PENGALAMAN SHOCK CULTURE
Oleh    : Ajeng Intan Nur R

       Tanpa kita sadari kita semua pernah mengalami pengalaman yang berkaitan dengan budaya, apalagi yang menyangkut gegar budaya (shock culture), termasuk saya. Sebelum saya menceritakan pengelaman saya mengenai shock culture, saya akan memperkenalkan siapa saya terlebih dahulu. Saya anak pertama dari tiga bersaudara dan menjadi panutan adik-adik saya, InsyaAllah. Saya berasal dari kota kecil biasanya disebut kota santri. Ya, kota Jombang namanya. Namun Tuhan menggariskan hidup saya lain karena ketika lulus SMA saya diboyong orang tua saya ke Surabaya. Saya ingat betapa masa kecil saya ketika mendengar kata Surabaya, maka angan-angan saya menggambarkan kota yang sangat besar, mewah dan modern, berbeda dengan Jombang. Namun, ketika saya sudah mulai menginjakkan kaki dan menetap di Surabaya sekitar tahun 2012, saya merasakan ada yang berbeda. Jelasnya, perihal cuaca yang panas, hiruk pikuk yang selalu standby 24 jam dan pola komunikasi penduduknya.
     Berhubung tempat tinggal saya di daerah yang padat penduduknya, daerah pusat kota, maka keramaian tidak dapat dielakkan. Saya masih ingat ketika itu saya tidak dapat memejamkan mata dikarenakan warung dekat rumah saya terus memutar music 24 non-stop. Parahnya, tidak hanya saya bahkan bapak, ibu dan adik-adik saya pun mengalami hal yang sama. Inilah mungkin yang dinamakan shock culture terkait dengan lingkungan yang berbeda.
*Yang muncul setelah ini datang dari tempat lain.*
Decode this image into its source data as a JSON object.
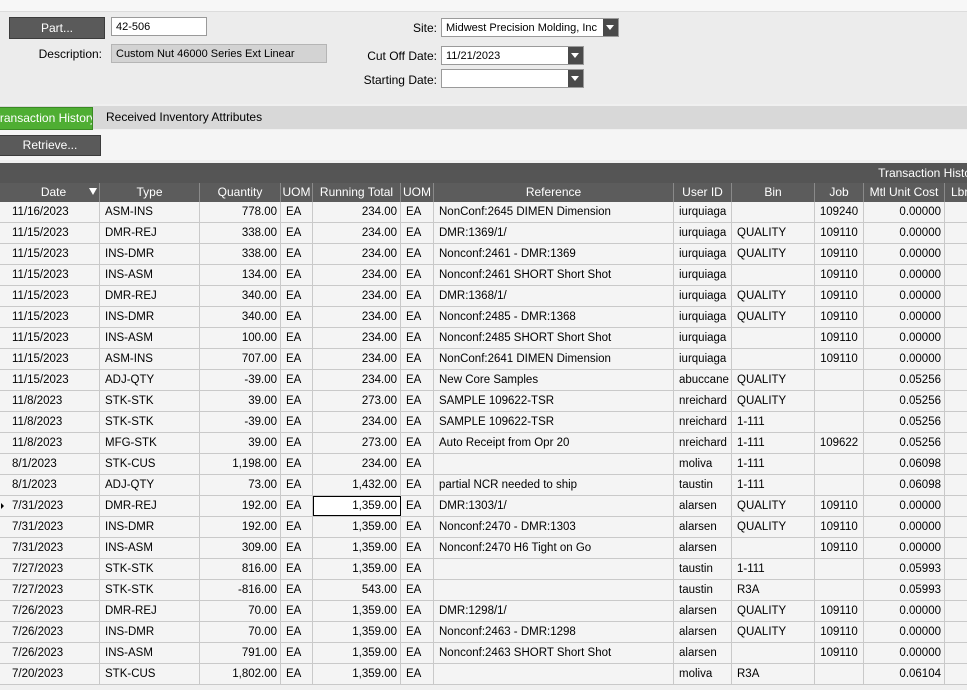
{
  "header": {
    "part_button": "Part...",
    "part_value": "42-506",
    "description_label": "Description:",
    "description_value": "Custom Nut 46000 Series Ext Linear",
    "site_label": "Site:",
    "site_value": "Midwest Precision Molding, Inc",
    "cutoff_label": "Cut Off Date:",
    "cutoff_value": "11/21/2023",
    "starting_label": "Starting Date:",
    "starting_value": ""
  },
  "tabs": [
    {
      "label": "Transaction History",
      "active": true
    },
    {
      "label": "Received Inventory Attributes",
      "active": false
    }
  ],
  "toolbar": {
    "retrieve_label": "Retrieve..."
  },
  "grid": {
    "title": "Transaction History",
    "columns": [
      "Date",
      "Type",
      "Quantity",
      "UOM",
      "Running Total",
      "UOM",
      "Reference",
      "User ID",
      "Bin",
      "Job",
      "Mtl Unit Cost",
      "Lbr"
    ],
    "rows": [
      [
        "11/16/2023",
        "ASM-INS",
        "778.00",
        "EA",
        "234.00",
        "EA",
        "NonConf:2645 DIMEN Dimension",
        "iurquiaga",
        "",
        "109240",
        "0.00000"
      ],
      [
        "11/15/2023",
        "DMR-REJ",
        "338.00",
        "EA",
        "234.00",
        "EA",
        "DMR:1369/1/",
        "iurquiaga",
        "QUALITY",
        "109110",
        "0.00000"
      ],
      [
        "11/15/2023",
        "INS-DMR",
        "338.00",
        "EA",
        "234.00",
        "EA",
        "Nonconf:2461 - DMR:1369",
        "iurquiaga",
        "QUALITY",
        "109110",
        "0.00000"
      ],
      [
        "11/15/2023",
        "INS-ASM",
        "134.00",
        "EA",
        "234.00",
        "EA",
        "Nonconf:2461 SHORT Short Shot",
        "iurquiaga",
        "",
        "109110",
        "0.00000"
      ],
      [
        "11/15/2023",
        "DMR-REJ",
        "340.00",
        "EA",
        "234.00",
        "EA",
        "DMR:1368/1/",
        "iurquiaga",
        "QUALITY",
        "109110",
        "0.00000"
      ],
      [
        "11/15/2023",
        "INS-DMR",
        "340.00",
        "EA",
        "234.00",
        "EA",
        "Nonconf:2485 - DMR:1368",
        "iurquiaga",
        "QUALITY",
        "109110",
        "0.00000"
      ],
      [
        "11/15/2023",
        "INS-ASM",
        "100.00",
        "EA",
        "234.00",
        "EA",
        "Nonconf:2485 SHORT Short Shot",
        "iurquiaga",
        "",
        "109110",
        "0.00000"
      ],
      [
        "11/15/2023",
        "ASM-INS",
        "707.00",
        "EA",
        "234.00",
        "EA",
        "NonConf:2641 DIMEN Dimension",
        "iurquiaga",
        "",
        "109110",
        "0.00000"
      ],
      [
        "11/15/2023",
        "ADJ-QTY",
        "-39.00",
        "EA",
        "234.00",
        "EA",
        "New Core Samples",
        "abuccane",
        "QUALITY",
        "",
        "0.05256"
      ],
      [
        "11/8/2023",
        "STK-STK",
        "39.00",
        "EA",
        "273.00",
        "EA",
        "SAMPLE 109622-TSR",
        "nreichard",
        "QUALITY",
        "",
        "0.05256"
      ],
      [
        "11/8/2023",
        "STK-STK",
        "-39.00",
        "EA",
        "234.00",
        "EA",
        "SAMPLE 109622-TSR",
        "nreichard",
        "1-111",
        "",
        "0.05256"
      ],
      [
        "11/8/2023",
        "MFG-STK",
        "39.00",
        "EA",
        "273.00",
        "EA",
        "Auto Receipt from Opr 20",
        "nreichard",
        "1-111",
        "109622",
        "0.05256"
      ],
      [
        "8/1/2023",
        "STK-CUS",
        "1,198.00",
        "EA",
        "234.00",
        "EA",
        "",
        "moliva",
        "1-111",
        "",
        "0.06098"
      ],
      [
        "8/1/2023",
        "ADJ-QTY",
        "73.00",
        "EA",
        "1,432.00",
        "EA",
        "partial NCR needed to ship",
        "taustin",
        "1-111",
        "",
        "0.06098"
      ],
      [
        "7/31/2023",
        "DMR-REJ",
        "192.00",
        "EA",
        "1,359.00",
        "EA",
        "DMR:1303/1/",
        "alarsen",
        "QUALITY",
        "109110",
        "0.00000"
      ],
      [
        "7/31/2023",
        "INS-DMR",
        "192.00",
        "EA",
        "1,359.00",
        "EA",
        "Nonconf:2470 - DMR:1303",
        "alarsen",
        "QUALITY",
        "109110",
        "0.00000"
      ],
      [
        "7/31/2023",
        "INS-ASM",
        "309.00",
        "EA",
        "1,359.00",
        "EA",
        "Nonconf:2470 H6 Tight on Go",
        "alarsen",
        "",
        "109110",
        "0.00000"
      ],
      [
        "7/27/2023",
        "STK-STK",
        "816.00",
        "EA",
        "1,359.00",
        "EA",
        "",
        "taustin",
        "1-111",
        "",
        "0.05993"
      ],
      [
        "7/27/2023",
        "STK-STK",
        "-816.00",
        "EA",
        "543.00",
        "EA",
        "",
        "taustin",
        "R3A",
        "",
        "0.05993"
      ],
      [
        "7/26/2023",
        "DMR-REJ",
        "70.00",
        "EA",
        "1,359.00",
        "EA",
        "DMR:1298/1/",
        "alarsen",
        "QUALITY",
        "109110",
        "0.00000"
      ],
      [
        "7/26/2023",
        "INS-DMR",
        "70.00",
        "EA",
        "1,359.00",
        "EA",
        "Nonconf:2463 - DMR:1298",
        "alarsen",
        "QUALITY",
        "109110",
        "0.00000"
      ],
      [
        "7/26/2023",
        "INS-ASM",
        "791.00",
        "EA",
        "1,359.00",
        "EA",
        "Nonconf:2463 SHORT Short Shot",
        "alarsen",
        "",
        "109110",
        "0.00000"
      ],
      [
        "7/20/2023",
        "STK-CUS",
        "1,802.00",
        "EA",
        "1,359.00",
        "EA",
        "",
        "moliva",
        "R3A",
        "",
        "0.06104"
      ]
    ],
    "selected_row": 14,
    "selected_col": 4
  }
}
      Waktu terus berjalan dan saya pun lebih bisa beradaptasi dengan lingkungan sekitar. Ada beberapa pengalaman terkait culture-bound values selama saya hidup hingga sekarang. Pertama mengenai kata-kata cok, bagi saya yang berasal dari desa kota Jombang menganggap hal itu merupakan dosa besar dan hanya diucapkan oleh orang-orang yang urakan. Namun, yang saya temui di kota ini berbeda, hampir di setiap tempat, sekolah, warung, jalan mendengar kata tersebut. Pada saat itu saya masih memandang negatif perihal kata cok sehingga ketika ada perkuliahan mengenai konseling lintas budaya dan mengulas budaya Surabaya, saya mengerti bahwa itu termasuk aksen bahasa budaya Surabaya. Sehingga saat ini saya terbiasa dan saya telah melakukan enkulturasi budaya.
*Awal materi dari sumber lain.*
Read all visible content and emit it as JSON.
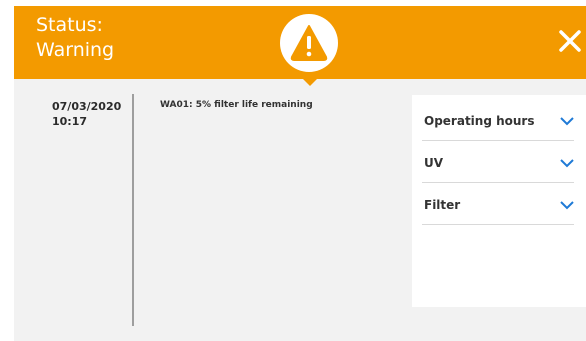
{
  "header": {
    "status_line1": "Status:",
    "status_line2": "Warning",
    "color": "#f39a00",
    "badge_icon": "warning-triangle-icon",
    "close_icon": "close-icon"
  },
  "timeline": {
    "entries": [
      {
        "date": "07/03/2020",
        "time": "10:17",
        "message": "WA01: 5% filter life remaining"
      }
    ]
  },
  "details_panel": {
    "items": [
      {
        "label": "Operating hours",
        "icon": "chevron-down-icon"
      },
      {
        "label": "UV",
        "icon": "chevron-down-icon"
      },
      {
        "label": "Filter",
        "icon": "chevron-down-icon"
      }
    ],
    "accent_color": "#1f7ad6"
  }
}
      Pengalaman kedua adalah mengenai pola pergaulan. Menurut saya, seorang perempuan yang pulang melebihi jam 9, dengan tanpa orang tua maka itu menyalahi norma. Namun di Surabaya tidak, banyak muda-mudi yang keluar di atas jam 9 dan bahkan hingga dini hari. Dengan kondisi kota yang demikian, keluarga terutama bapak sangat mewanti-wanti untuk tidak mengikuti budaya yang demikian, karena menurutnya hal itu tidak baik.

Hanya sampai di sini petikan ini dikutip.